Sur les traces de la Rouge du Roussillon :
Un peu d'histoire
DES ORIGINES ORIENTALES: LA BARBARINE
Les moutons à robe rouge et queue grasse sont communs dans toute l’Asie centrale et le
proche Orient: parmi les nombreuses variétés locales, on cite souvent la « rouge de
Caramanie », dans le sud de l’actuelle Turquie ; ou l’Awassi, syrienne et palestinienne,
fortement sélectionnée ensuite en Israël. Toutes sont plus ou moins orientées vers la traite,
et elles s'étendent jusqu’en Afrique du Nord, où elles atteignent la Tunisie à l’ouest. Cette
dernière population, qui déborde légèrement sur l’Algérie orientale dans la région du Souf, a
finalement reçu, à l’époque coloniale, le nom de « barbarine » ; mais n’oublions pas que ce
terme, très vague au départ, regroupait autrefois tout ce qui provenait peu ou prou d’un pays
islamique, et notamment du Maghreb. …
Quoi
qu’il en soit, nos
barbarines
sont là, et ne connaîtront pas le funeste sort
de leur
importateur puisque leur présence est bien attestée sur plus d’un siècle : un lot venu
d’Aimargues, par exemple, bien identifié comme « barbarine à queue grasse », est
primé au concours régional d’Arles en 1899. Idem au concours de Nîmes de 1905.
Quelques animaux seront encore
présentés à celui de Marseille en 1912 …
C'est vers 1840 que les témoignages locaux se font très précis.
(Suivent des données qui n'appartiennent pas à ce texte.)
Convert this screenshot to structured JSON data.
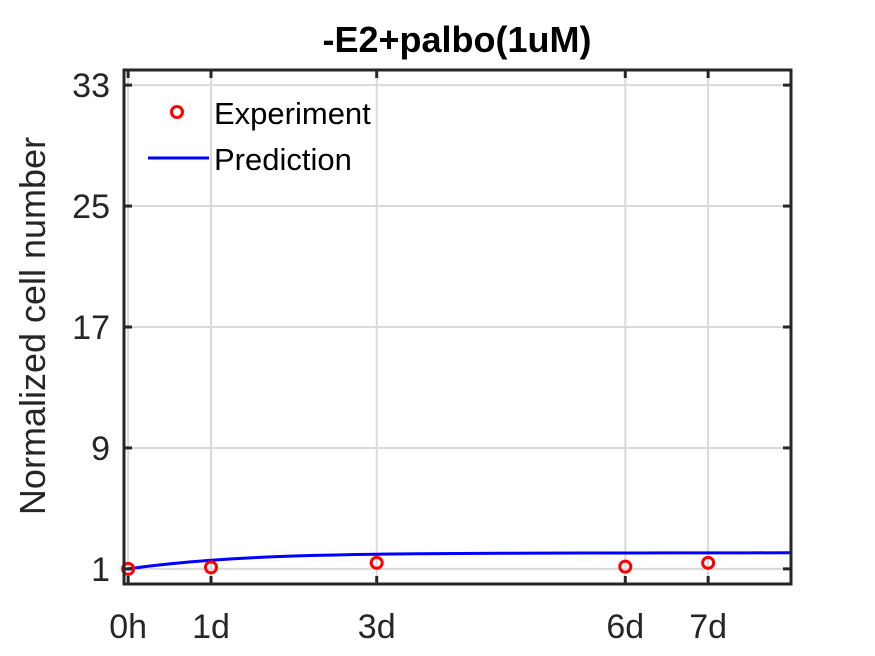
{
  "chart_data": {
    "type": "line",
    "title": "-E2+palbo(1uM)",
    "xlabel": "",
    "ylabel": "Normalized cell number",
    "x_ticks": [
      {
        "value": 0,
        "label": "0h"
      },
      {
        "value": 1,
        "label": "1d"
      },
      {
        "value": 3,
        "label": "3d"
      },
      {
        "value": 6,
        "label": "6d"
      },
      {
        "value": 7,
        "label": "7d"
      }
    ],
    "y_ticks": [
      {
        "value": 1,
        "label": "1"
      },
      {
        "value": 9,
        "label": "9"
      },
      {
        "value": 17,
        "label": "17"
      },
      {
        "value": 25,
        "label": "25"
      },
      {
        "value": 33,
        "label": "33"
      }
    ],
    "xlim": [
      -0.05,
      8
    ],
    "ylim": [
      0,
      34
    ],
    "grid": true,
    "legend_position": "top-left",
    "series": [
      {
        "name": "Experiment",
        "kind": "markers",
        "marker": "circle",
        "color": "#ff0000",
        "x": [
          0,
          1,
          3,
          6,
          7
        ],
        "y": [
          1.0,
          1.1,
          1.4,
          1.15,
          1.4
        ]
      },
      {
        "name": "Prediction",
        "kind": "line",
        "color": "#0000ff",
        "x": [
          0,
          0.25,
          0.5,
          0.75,
          1,
          1.25,
          1.5,
          1.75,
          2,
          2.25,
          2.5,
          2.75,
          3,
          3.5,
          4,
          4.5,
          5,
          5.5,
          6,
          6.5,
          7,
          7.5,
          8
        ],
        "y": [
          1.0,
          1.18,
          1.33,
          1.46,
          1.57,
          1.66,
          1.74,
          1.8,
          1.85,
          1.89,
          1.92,
          1.95,
          1.97,
          2.0,
          2.02,
          2.03,
          2.04,
          2.05,
          2.05,
          2.06,
          2.06,
          2.06,
          2.07
        ]
      }
    ]
  },
  "colors": {
    "axis": "#262626",
    "grid": "#d9d9d9",
    "experiment": "#ff0000",
    "prediction": "#0000ff"
  }
}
Et tout particulièrement,
dans le Bulletin de la Société d’Agriculture de l’Hérault, celui de Viviez (1839) :
« leur importation dans le Bas Languedoc date d’environ un siècle ;
C’est particulièrement dans les départements de l’Hérault et du Gard que cette race s’est
conservée, et elle y a remplacé les troupeaux d’espèce commune dans les parties basses …
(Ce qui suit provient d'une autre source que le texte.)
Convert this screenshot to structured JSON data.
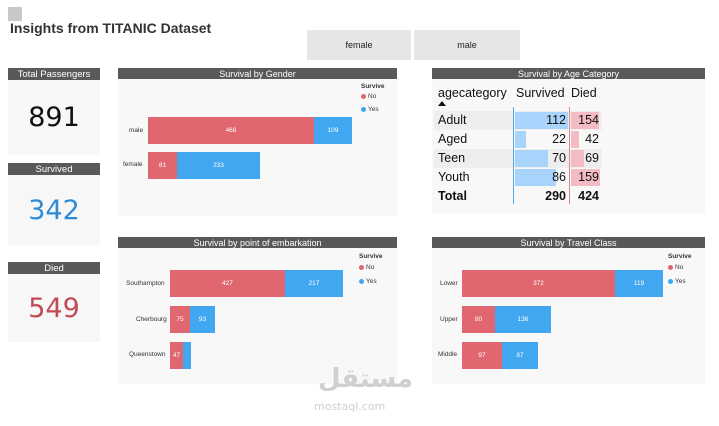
{
  "page_title": "Insights from TITANIC Dataset",
  "slicer": {
    "options": [
      "female",
      "male"
    ]
  },
  "cards": {
    "total": {
      "title": "Total Passengers",
      "value": "891",
      "color": "#111111"
    },
    "survived": {
      "title": "Survived",
      "value": "342",
      "color": "#2e8bd6"
    },
    "died": {
      "title": "Died",
      "value": "549",
      "color": "#c24a56"
    }
  },
  "legend": {
    "title": "Survive",
    "no": "No",
    "yes": "Yes"
  },
  "colors": {
    "no": "#e06670",
    "yes": "#41a7f0",
    "header": "#595959"
  },
  "gender_chart": {
    "title": "Survival by Gender",
    "rows": [
      {
        "label": "male",
        "no": 468,
        "yes": 109
      },
      {
        "label": "female",
        "no": 81,
        "yes": 233
      }
    ]
  },
  "embark_chart": {
    "title": "Survival by point of embarkation",
    "rows": [
      {
        "label": "Southampton",
        "no": 427,
        "yes": 217
      },
      {
        "label": "Cherbourg",
        "no": 75,
        "yes": 93
      },
      {
        "label": "Queenstown",
        "no": 47,
        "yes": ""
      }
    ]
  },
  "class_chart": {
    "title": "Survival by Travel Class",
    "rows": [
      {
        "label": "Lower",
        "no": 372,
        "yes": 119
      },
      {
        "label": "Upper",
        "no": 80,
        "yes": 136
      },
      {
        "label": "Middle",
        "no": 97,
        "yes": 87
      }
    ]
  },
  "age_table": {
    "title": "Survival by Age Category",
    "headers": [
      "agecategory",
      "Survived",
      "Died"
    ],
    "rows": [
      {
        "label": "Adult",
        "survived": 112,
        "died": 154
      },
      {
        "label": "Aged",
        "survived": 22,
        "died": 42
      },
      {
        "label": "Teen",
        "survived": 70,
        "died": 69
      },
      {
        "label": "Youth",
        "survived": 86,
        "died": 159
      }
    ],
    "total": {
      "label": "Total",
      "survived": 290,
      "died": 424
    }
  },
  "watermark": {
    "arabic": "مستقل",
    "latin": "mostaql.com"
  }
}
Mais ce n ‘est que depuis un petit nombre d’années qu’elle est très recherchée,
et que les propriétaires et fermiers apportent beaucoup de soins dans le choix
du bélier et dans celui des agneaux qu’ils gardent ; aussi, des améliorations
sensibles ont elles été obtenues dans leur forme et dans la
qualité de la laine. »
LA ROUGE DU ROUSSILLON
En 1936, pour la première fois, des troupeaux algériens sont débarqués à Port-Vendres : c’est important car, jusque là, Marseille était semble-t-il le seul
port agréé pour les ovins d’Afrique du Nord. Il note que « de nombreuses brebis d’origine africaine importées par Port-Vendres viennent grossir les rangs
du troupeau français ».
Ces mouvements reprendront d’ailleurs probablement dans l’après-guerre.
Or, Port-Vendres ne reçoit pas d’ovins de la lointaine Tunisie, mais ce que l’on dénomme alors le « mouton oranais » . Or, sous ce nom générique, il peut
s’agir (entre autres) d’animaux de couleur rousse, issus de la population dénommée « Hamra » du côté algérien, et « Béni-Ighil » sur le versant marocain
de la frontière.
Dans un passé proche, les « derniers » transhumants andorrans (peu sont encore en activité) avaient largement adopté la brebis rouge ; celle-ci
était parfois baptisée « brebis des vignes ». Ces troupeaux s’infiltrent dans les Corbières, le narbonnais, le biterrois et même au-delà : Pierre Calvo,
récemment retraité, passait tout l’hiver à Aubord, maintenant proche banlieue de Nîmes et l’un des fiefs, plus d’un siècle auparavant, de la …
barbarine !
Avec cette adoption, les andorrans ont certainement sauvé la rouge, celle que nous connaissons ; mais au passage, en l’amenant sur les anciennes
terres de la
barbarine, ils ont contribué à la confusion entre les deux types originels.